Naar aanleiding van een anonieme melding dat de woonboot vrijwel permanent, maar met name in het weekend, wordt gebruikt voor illegale verhuur of illegale bewoning, hebben toezichthouders van de gemeente Amsterdam de woonboot bezocht. De eigenaar was toen niet op de woonboot aanwezig. Wel troffen de toezichthouders een Duitse toerist aan die hen vertelde dat ze op dat moment met zijn tienen waren. Ze hadden voor zes personen geboekt, maar vier vrienden hadden die nacht ook op de boot geslapen. Deze toerist heeft verder aan de toezichthouders meegedeeld dat zij de hele boot kunnen gebruiken en dat er geen ruimten in de boot zijn die afgesloten zijn.
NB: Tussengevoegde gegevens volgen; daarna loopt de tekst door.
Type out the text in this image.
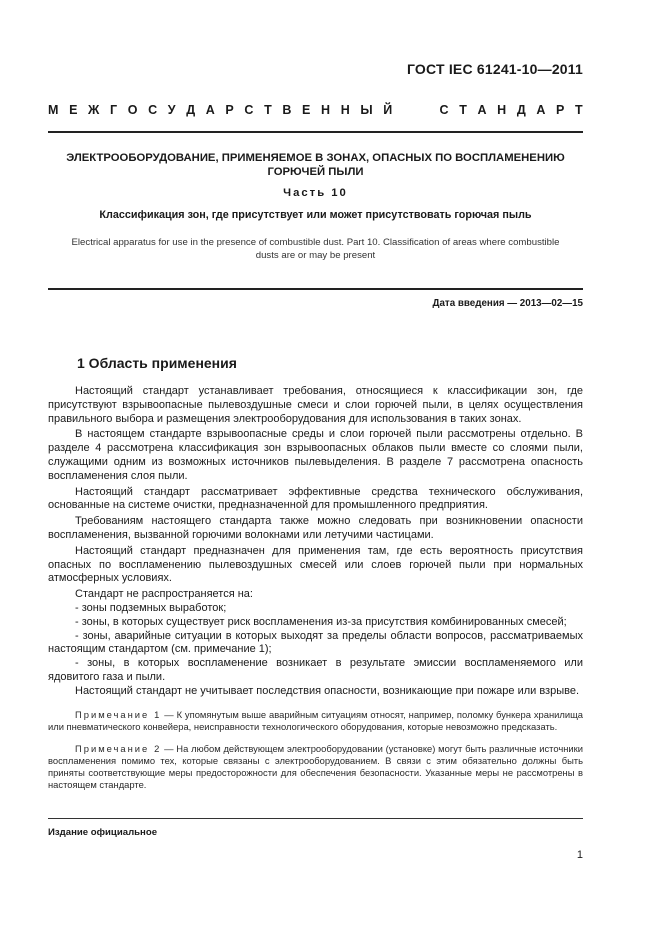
ГОСТ IEC 61241-10—2011
М Е Ж Г О С У Д А Р С Т В Е Н Н Ы Й	С Т А Н Д А Р Т
ЭЛЕКТРООБОРУДОВАНИЕ, ПРИМЕНЯЕМОЕ В ЗОНАХ, ОПАСНЫХ ПО ВОСПЛАМЕНЕНИЮ
ГОРЮЧЕЙ ПЫЛИ
Часть 10
Классификация зон, где присутствует или может присутствовать горючая пыль
Electrical apparatus for use in the presence of combustible dust. Part 10. Classification of areas where combustible
dusts are or may be present
Дата введения — 2013—02—15
1 Область применения

Настоящий стандарт устанавливает требования, относящиеся к классификации зон, где присутствуют взрывоопасные пылевоздушные смеси и слои горючей пыли, в целях осуществления правильного выбора и размещения электрооборудования для использования в таких зонах.

В настоящем стандарте взрывоопасные среды и слои горючей пыли рассмотрены отдельно. В разделе 4 рассмотрена классификация зон взрывоопасных облаков пыли вместе со слоями пыли, служащими одним из возможных источников пылевыделения. В разделе 7 рассмотрена опасность воспламенения слоя пыли.

Настоящий стандарт рассматривает эффективные средства технического обслуживания, основанные на системе очистки, предназначенной для промышленного предприятия.

Требованиям настоящего стандарта также можно следовать при возникновении опасности воспламенения, вызванной горючими волокнами или летучими частицами.

Настоящий стандарт предназначен для применения там, где есть вероятность присутствия опасных по воспламенению пылевоздушных смесей или слоев горючей пыли при нормальных атмосферных условиях.

Стандарт не распространяется на:

- зоны подземных выработок;

- зоны, в которых существует риск воспламенения из-за присутствия комбинированных смесей;

- зоны, аварийные ситуации в которых выходят за пределы области вопросов, рассматриваемых настоящим стандартом (см. примечание 1);

- зоны, в которых воспламенение возникает в результате эмиссии воспламеняемого или ядовитого газа и пыли.

Настоящий стандарт не учитывает последствия опасности, возникающие при пожаре или взрыве.

Примечание 1 — К упомянутым выше аварийным ситуациям относят, например, поломку бункера хранилища или пневматического конвейера, неисправности технологического оборудования, которые невозможно предсказать.

Примечание 2 — На любом действующем электрооборудовании (установке) могут быть различные источники воспламенения помимо тех, которые связаны с электрооборудованием. В связи с этим обязательно должны быть приняты соответствующие меры предосторожности для обеспечения безопасности. Указанные меры не рассмотрены в настоящем стандарте.

Издание официальное
1
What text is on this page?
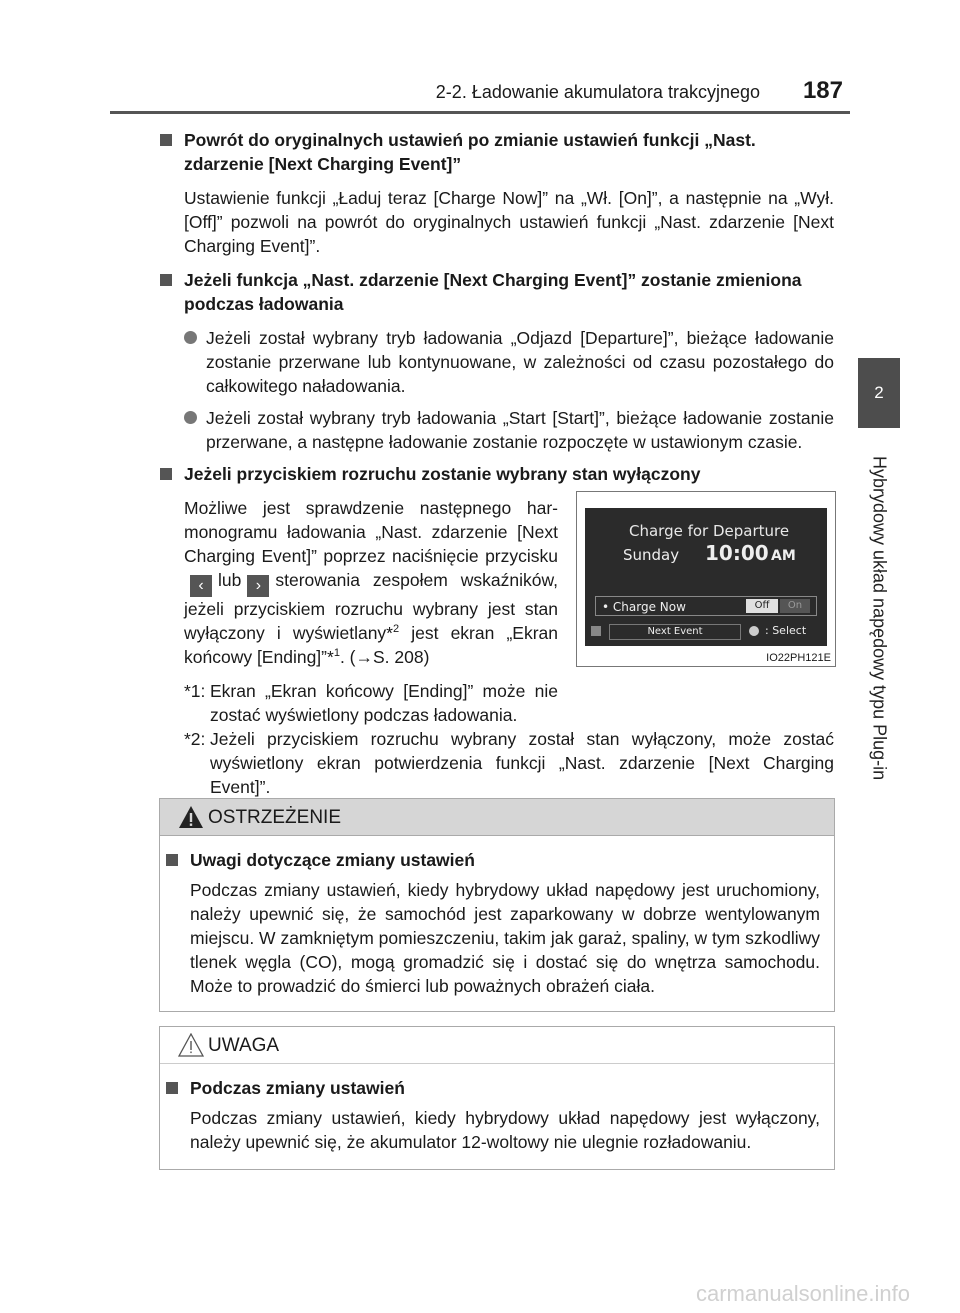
2-2. Ładowanie akumulatora trakcyjnego 187
2
Hybrydowy układ napędowy typu Plug-in
Powrót do oryginalnych ustawień po zmianie ustawień funkcji „Nast. zdarzenie [Next Charging Event]”
Ustawienie funkcji „Ładuj teraz [Charge Now]” na „Wł. [On]”, a następnie na „Wył. [Off]” pozwoli na powrót do oryginalnych ustawień funkcji „Nast. zdarzenie [Next Charging Event]”.
Jeżeli funkcja „Nast. zdarzenie [Next Charging Event]” zostanie zmieniona podczas ładowania
Jeżeli został wybrany tryb ładowania „Odjazd [Departure]”, bieżące ładowanie zostanie przerwane lub kontynuowane, w zależności od czasu pozostałego do całkowitego naładowania.
Jeżeli został wybrany tryb ładowania „Start [Start]”, bieżące ładowanie zostanie przerwane, a następne ładowanie zostanie rozpoczęte w ustawionym czasie.
Jeżeli przyciskiem rozruchu zostanie wybrany stan wyłączony
Możliwe jest sprawdzenie następnego harmonogramu ładowania „Nast. zdarzenie [Next Charging Event]” poprzez naciśnięcie przycisku‹ lub › sterowania zespołem wskaźników, jeżeli przyciskiem rozruchu wybrany jest stan wyłączony i wyświetlany*$^2$ jest ekran „Ekran końcowy [Ending]”*$^1$. (→S. 208)
*1: Ekran „Ekran końcowy [Ending]” może nie zostać wyświetlony podczas ładowania.
*2: Jeżeli przyciskiem rozruchu wybrany został stan wyłączony, może zostać wyświetlony ekran potwierdzenia funkcji „Nast. zdarzenie [Next Charging Event]”.
Charge for Departure
Sunday 10:00 AM
• Charge Now	Off	On
Next Event	: Select
IO22PH121E
OSTRZEŻENIE
Uwagi dotyczące zmiany ustawień
Podczas zmiany ustawień, kiedy hybrydowy układ napędowy jest uruchomiony, należy upewnić się, że samochód jest zaparkowany w dobrze wentylowanym miejscu. W zamkniętym pomieszczeniu, takim jak garaż, spaliny, w tym szkodliwy tlenek węgla (CO), mogą gromadzić się i dostać się do wnętrza samochodu. Może to prowadzić do śmierci lub poważnych obrażeń ciała.
UWAGA
Podczas zmiany ustawień
Podczas zmiany ustawień, kiedy hybrydowy układ napędowy jest wyłączony, należy upewnić się, że akumulator 12-woltowy nie ulegnie rozładowaniu.
carmanualsonline.info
Volgens de toerist heeft de eigenaar tegen hen gezegd dat hij zelf niet op de boot woont. De toerist heeft de toezichthouders geen toestemming gegeven om de woonboot van binnen te bekijken, omdat zijn vrienden nog lagen te slapen.

Dwangsom

Tijdens een volgend bezoek van de toezichthouders werden wederom toeristen aangetroffen. Ditmaal zeven toeristen die de toezichthouder wel toegang gaven om de woonboot van binnen te bekijken. De medewerkers van de gemeente constateerden hierbij dat er geen persoonlijke eigendommen van de eigenaar in de boot aanwezig waren. De gemeente Amsterdam heeft hierna een dwangsom opgelegd. De eigenaar werd gesommeerd om de woonboot niet meer hotelmatig te gebruiken op last van een dwangsom van € 50.000,-.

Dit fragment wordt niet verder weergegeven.